While you can't alter many of the risk factors for primary OA, such as age and heredity, you can make changes to your life that reduce the chances of developing OA.
This section includes information on four such changes:
- Controlling weight
- Avoiding joint injury
- Getting prompt medical treatment for injuries
- Arranging "joint friendly" work
Obesity increases the chances of developing the disease—particularly in the knees—by putting extra stress on joints that bear much of the body's weight. For every pound gained, 3 pounds of pressure is exerted on the knees and even more pressure is added to the hips. In middle age, weight gain adds to the likelihood of developing OA in the next decade.
Likewise, weight loss reduces that likelihood. In one study, researchers concluded that the incidence of knee OA among elderly men would decrease by 22 percent if those who were obese (with a body mass index equal to or greater than 30) lost enough weight to fall into the overweight category (a BMI between 29.9 and 26) and those in the overweight category lost enough to move into the normal weight category (a BMI less than 26). Similar changes by women would result in a 33 percent decrease in knee OA. A number of studies have indicated that weight loss substantially reduces pain as well, in many cases as effectively as anti-inflammatory medications.
Be judicious about participating in contact sports or other high-impact activities, and about stressing a joint through overuse. Athletes and people who have jobs that call for repetitive bending motions can end up with small fractures or damage to the soft tissue of the joint, which increases the risk of developing OA.
Joint injuries are common, and easily ignored, when they are not severely and suddenly disabling. A strained knee, a jammed finger, a twisted back all can seem like part of life. But if the pain is severe and persists, it is important to see a physician. There may be more serious damage to the bones or soft tissue of the joint, and the doctor can immobilize the joint to prevent further damage as well as recommend therapy to speed the healing process. Quick attention to the problem may prevent future development of OA.

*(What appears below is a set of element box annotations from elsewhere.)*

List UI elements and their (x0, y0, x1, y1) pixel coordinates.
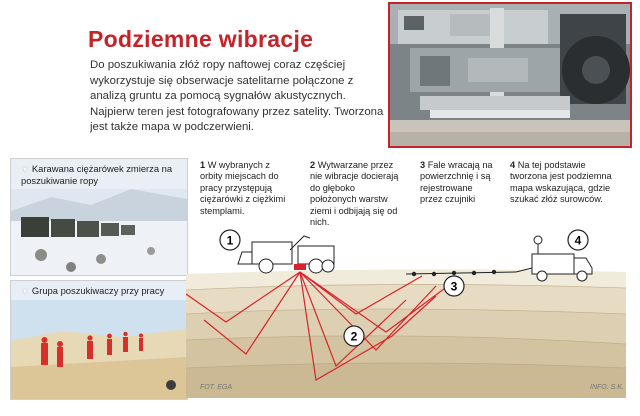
marker-3 (444, 276, 464, 296)
truck-caravan-photo (10, 158, 188, 276)
step-4-text: 4 Na tej podstawie tworzona jest podziemna mapa wskazująca, gdzie szukać złóż surowców. (510, 160, 612, 205)
step-1-text: 1 W wybranych z orbity miejscach do pracy przystępują ciężarówki z ciężkimi stemplami. (200, 160, 286, 216)
rock-layer-4 (186, 363, 626, 398)
step-2-text: 2 Wytwarzane przez nie wibracje docierają do głęboko położonych warstw ziemi i odbijają się od nich. (310, 160, 399, 228)
triangle-bullet-icon: ▼ (21, 165, 29, 174)
marker-4 (568, 230, 588, 250)
photo-caption: Karawana ciężarówek zmierza na poszukiwanie ropy (21, 163, 173, 186)
svg-text:3: 3 (450, 279, 458, 294)
vibrator-truck-photo (388, 2, 632, 148)
prospectors-photo (10, 280, 188, 400)
triangle-bullet-icon: ▼ (21, 287, 29, 296)
svg-text:4: 4 (574, 233, 582, 248)
intro-text: Do poszukiwania złóż ropy naftowej coraz częściej wykorzystuje się obserwacje satelitarne połączone z analizą gruntu za pomocą sygnałów akustycznych. Najpierw teren jest fotografowany przez satelity. Tworzona jest także mapa w podczerwieni. (90, 59, 384, 134)
photo-credit: FOT. EGA (200, 384, 233, 391)
svg-text:1: 1 (226, 233, 234, 248)
vibrator-plate-icon (294, 264, 306, 270)
marker-1 (220, 230, 240, 250)
photo-caption: Grupa poszukiwaczy przy pracy (31, 285, 165, 296)
step-3-text: 3 Fale wracają na powierzchnię i są rejestrowane przez czujniki (420, 160, 493, 205)
seismic-cross-section-diagram (186, 154, 626, 398)
vibrator-truck-icon (238, 236, 334, 273)
page-title: Podziemne wibracje (88, 26, 314, 52)
svg-text:2: 2 (350, 329, 358, 344)
marker-2 (344, 326, 364, 346)
info-credit: INFO. S.K. (590, 384, 624, 391)
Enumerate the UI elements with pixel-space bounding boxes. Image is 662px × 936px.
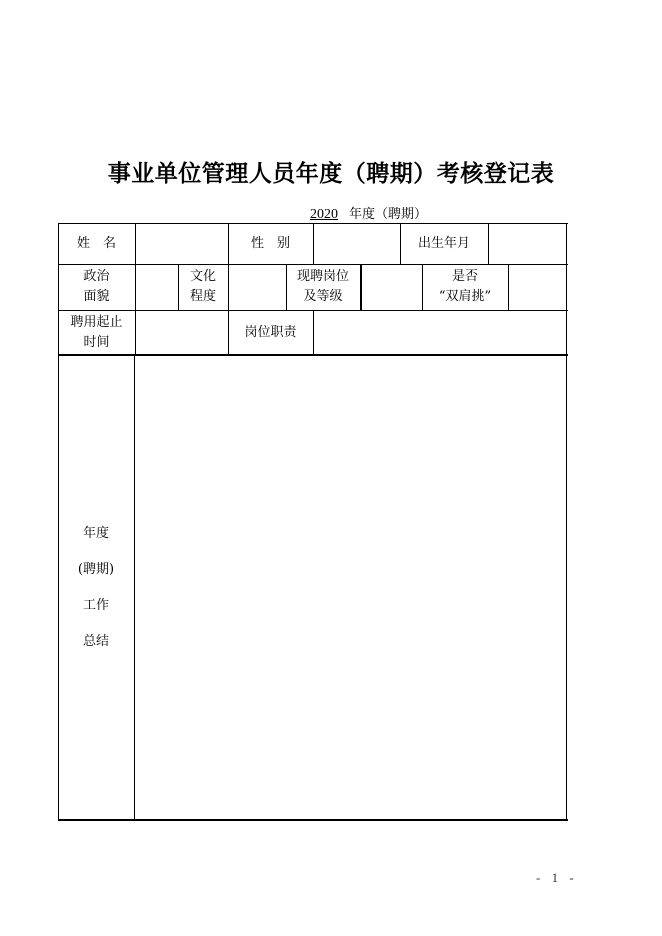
employment-term-input[interactable] — [136, 311, 228, 354]
period-line — [296, 203, 427, 223]
dual-role-label-line2: “双肩挑” — [438, 289, 492, 304]
work-summary-label-line3: 工作 — [82, 597, 109, 613]
current-position-input[interactable] — [362, 265, 422, 310]
employment-term-label-line2: 时间 — [83, 334, 110, 350]
period-suffix: 年度（聘期） — [349, 207, 428, 222]
political-status-label — [58, 264, 135, 310]
birth-date-input[interactable] — [489, 224, 566, 264]
political-status-input[interactable] — [136, 265, 178, 310]
year-field[interactable]: 2020 — [310, 207, 338, 222]
education-label — [178, 264, 228, 310]
work-summary-input[interactable] — [135, 356, 566, 819]
political-status-label-line1: 政治 — [83, 269, 110, 284]
form-title: 事业单位管理人员年度（聘期）考核登记表 — [107, 161, 555, 187]
current-position-label-line2: 及等级 — [303, 289, 343, 304]
work-summary-label-line1: 年度 — [82, 525, 109, 541]
job-duty-label: 岗位职责 — [244, 324, 297, 340]
gender-input[interactable] — [314, 224, 400, 264]
employment-term-label-line1: 聘用起止 — [70, 314, 123, 330]
education-label-line1: 文化 — [189, 269, 216, 284]
education-label-line2: 程度 — [189, 289, 216, 304]
name-input[interactable] — [136, 224, 228, 264]
dual-role-label — [422, 264, 508, 310]
employment-term-label — [58, 310, 135, 355]
current-position-label-line1: 现聘岗位 — [296, 269, 349, 284]
birth-date-label: 出生年月 — [417, 235, 470, 251]
gender-label: 性 别 — [250, 235, 290, 251]
dual-role-input[interactable] — [509, 265, 566, 310]
table-border-right — [566, 223, 567, 820]
page-number: - 1 - — [536, 870, 578, 885]
political-status-label-line2: 面貌 — [83, 289, 110, 304]
work-summary-label-line4: 总结 — [82, 633, 109, 649]
current-position-label — [286, 264, 360, 310]
work-summary-label-line2: (聘期) — [77, 561, 115, 577]
education-input[interactable] — [229, 265, 286, 310]
dual-role-label-line1: 是否 — [451, 269, 478, 284]
work-summary-label — [58, 356, 134, 819]
job-duty-input[interactable] — [314, 311, 566, 354]
name-label: 姓 名 — [76, 235, 116, 251]
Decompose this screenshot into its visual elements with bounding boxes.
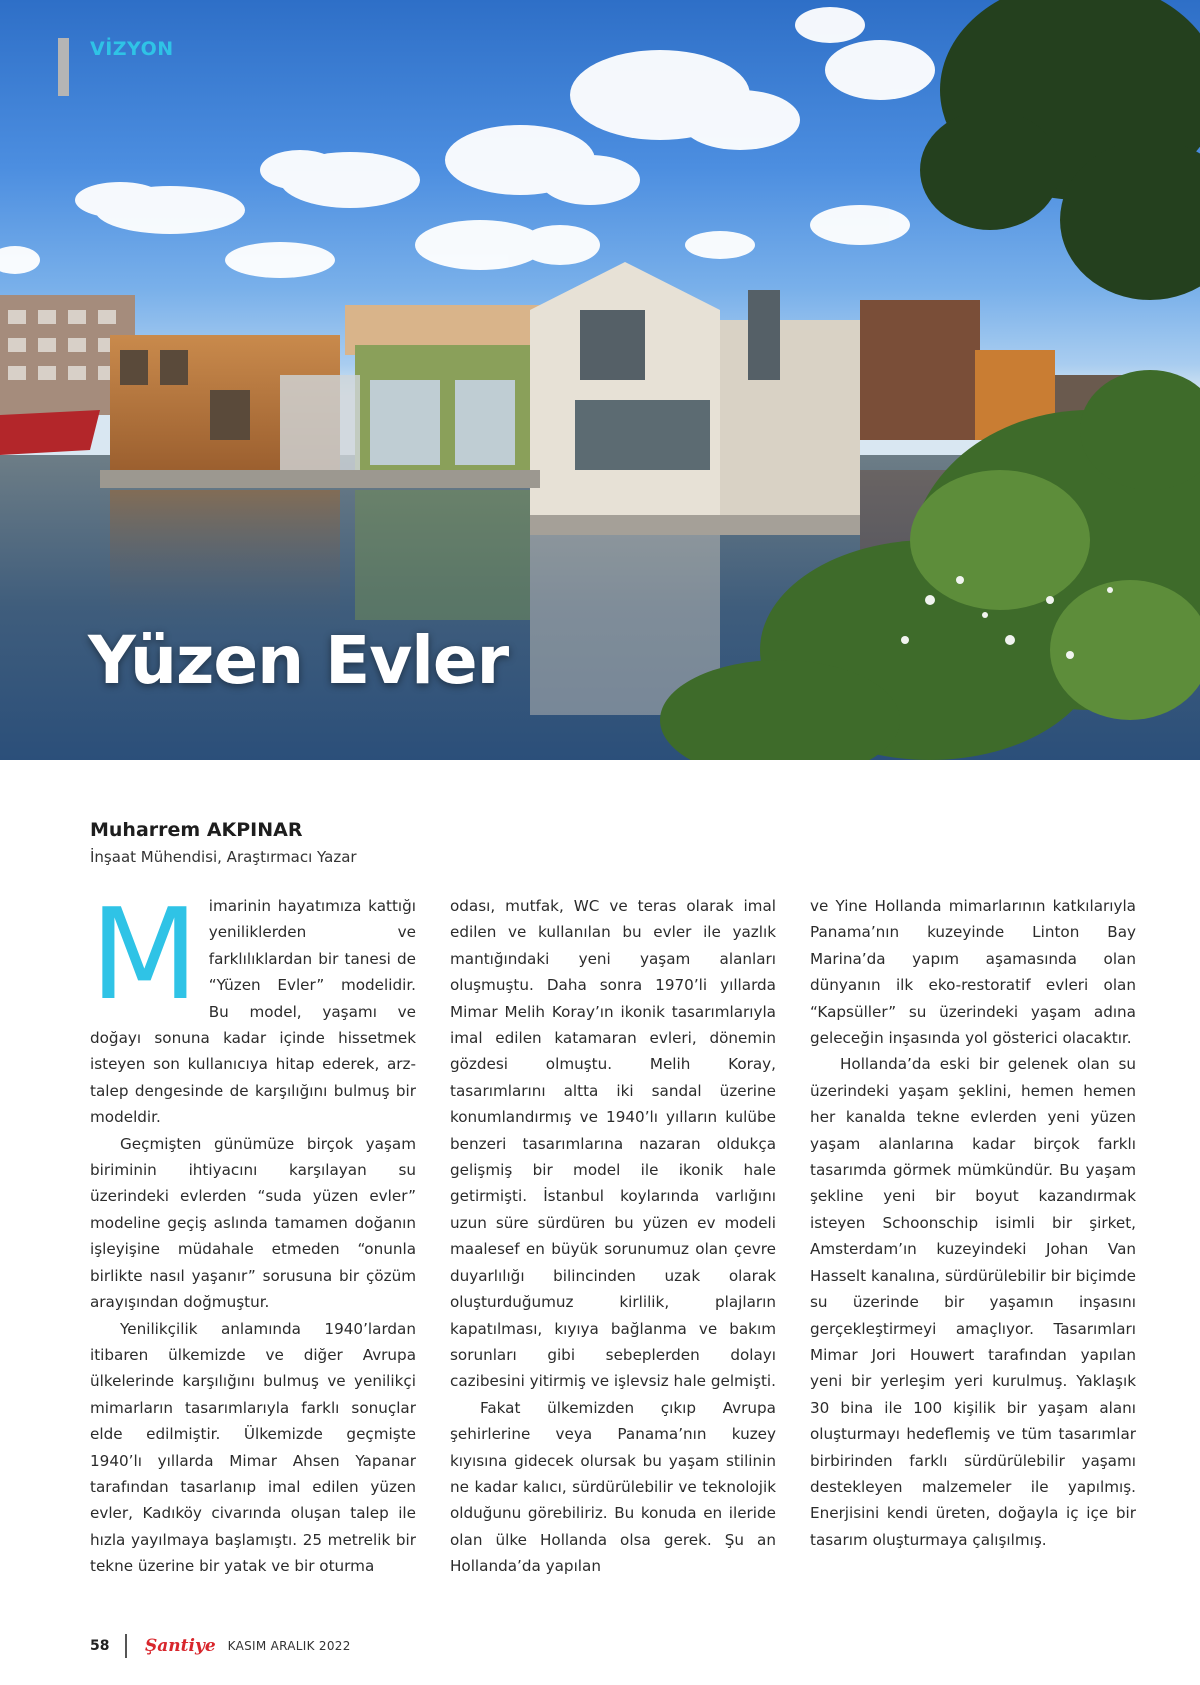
- issue-date: KASIM ARALIK 2022: [227, 1639, 351, 1653]
- article-column-1: [90, 881, 416, 1580]
- section-marker-bar: [58, 38, 69, 96]
- magazine-logo: Şantiye: [144, 1636, 216, 1656]
- author-role: İnşaat Mühendisi, Araştırmacı Yazar: [90, 848, 357, 866]
- page-number: 58: [90, 1638, 110, 1654]
- drop-cap: M: [90, 881, 199, 1028]
- author-name: Muharrem AKPINAR: [90, 819, 303, 841]
- paragraph: Geçmişten günümüze birçok yaşam biriminin ihtiyacını karşılayan su üzerindeki evlerden “suda yüzen evler” modeline geçiş aslında tamamen doğanın işleyişine müdahale etmeden “onunla birlikte nasıl yaşanır” sorusuna bir çözüm arayışından doğmuştur.: [90, 1134, 416, 1312]
- article-column-2: [450, 893, 776, 1580]
- footer-divider: [125, 1634, 127, 1658]
- paragraph: imarinin hayatımıza kattığı yeniliklerden ve farklılıklardan bir tanesi de “Yüzen Evler” modelidir. Bu model, yaşamı ve doğayı sonuna kadar içinde hissetmek isteyen son kullanıcıya hitap ederek, arz-talep dengesinde de karşılığını bulmuş bir modeldir.: [90, 897, 416, 1127]
- paragraph: ve Yine Hollanda mimarlarının katkılarıyla Panama’nın kuzeyinde Linton Bay Marina’da yapım aşamasında olan dünyanın ilk eko-restoratif evleri olan “Kapsüller” su üzerindeki yaşam adına geleceğin inşasında yol gösterici olacaktır.: [810, 897, 1136, 1048]
- article-column-3: [810, 893, 1136, 1553]
- page-footer: [90, 1634, 351, 1658]
- section-label: VİZYON: [90, 38, 174, 60]
- hero-photo: [0, 0, 1200, 760]
- paragraph: Hollanda’da eski bir gelenek olan su üzerindeki yaşam şeklini, hemen hemen her kanalda tekne evlerden yeni yüzen yaşam alanlarına kadar birçok farklı tasarımda görmek mümkündür. Bu yaşam şekline yeni bir boyut kazandırmak isteyen Schoonschip isimli bir şirket, Amsterdam’ın kuzeyindeki Johan Van Hasselt kanalına, sürdürülebilir bir biçimde su üzerinde bir yaşamın inşasını gerçekleştirmeyi amaçlıyor. Tasarımları Mimar Jori Houwert tarafından yapılan yeni bir yerleşim yeri kurulmuş. Yaklaşık 30 bina ile 100 kişilik bir yaşam alanı oluşturmayı hedeflemiş ve tüm tasarımlar birbirinden farklı sürdürülebilir yaşamı destekleyen malzemeler ile yapılmış. Enerjisini kendi üreten, doğayla iç içe bir tasarım oluşturmaya çalışılmış.: [810, 1055, 1136, 1549]
- article-title: Yüzen Evler: [88, 622, 509, 699]
- paragraph: Fakat ülkemizden çıkıp Avrupa şehirlerine veya Panama’nın kuzey kıyısına gidecek olursak bu yaşam stilinin ne kadar kalıcı, sürdürülebilir ve teknolojik olduğunu görebiliriz. Bu konuda en ileride olan ülke Hollanda olsa gerek. Şu an Hollanda’da yapılan: [450, 1398, 776, 1576]
- paragraph: Yenilikçilik anlamında 1940’lardan itibaren ülkemizde ve diğer Avrupa ülkelerinde karşılığını bulmuş ve yenilikçi mimarların tasarımlarıyla farklı sonuçlar elde edilmiştir. Ülkemizde geçmişte 1940’lı yıllarda Mimar Ahsen Yapanar tarafından tasarlanıp imal edilen yüzen evler, Kadıköy civarında oluşan talep ile hızla yayılmaya başlamıştı. 25 metrelik bir tekne üzerine bir yatak ve bir oturma: [90, 1319, 416, 1576]
- paragraph: odası, mutfak, WC ve teras olarak imal edilen ve kullanılan bu evler ile yazlık mantığındaki yeni yaşam alanları oluşmuştu. Daha sonra 1970’li yıllarda Mimar Melih Koray’ın ikonik tasarımlarıyla imal edilen katamaran evleri, dönemin gözdesi olmuştu. Melih Koray, tasarımlarını altta iki sandal üzerine konumlandırmış ve 1940’lı yılların kulübe benzeri tasarımlarına nazaran oldukça gelişmiş bir model ile ikonik hale getirmişti. İstanbul koylarında varlığını uzun süre sürdüren bu yüzen ev modeli maalesef en büyük sorunumuz olan çevre duyarlılığı bilincinden uzak olarak oluşturduğumuz kirlilik, plajların kapatılması, kıyıya bağlanma ve bakım sorunları gibi sebeplerden dolayı cazibesini yitirmiş ve işlevsiz hale gelmişti.: [450, 897, 776, 1391]
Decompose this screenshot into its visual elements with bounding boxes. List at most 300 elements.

Farmers have high rates of hip OA. Jackhammer operators have high rates in the elbow. Miners get OA in the knee and spine, and cotton mill workers get it in the hands. These occupations involve repetitive bending and stressing of the joints. It is not always possible to change the physical requirements of a job, but it is a wise precaution when it is feasible to arrange for assistance lifting objects, for example, or to minimize uncomfortable twisting or turning by altering workplace furniture.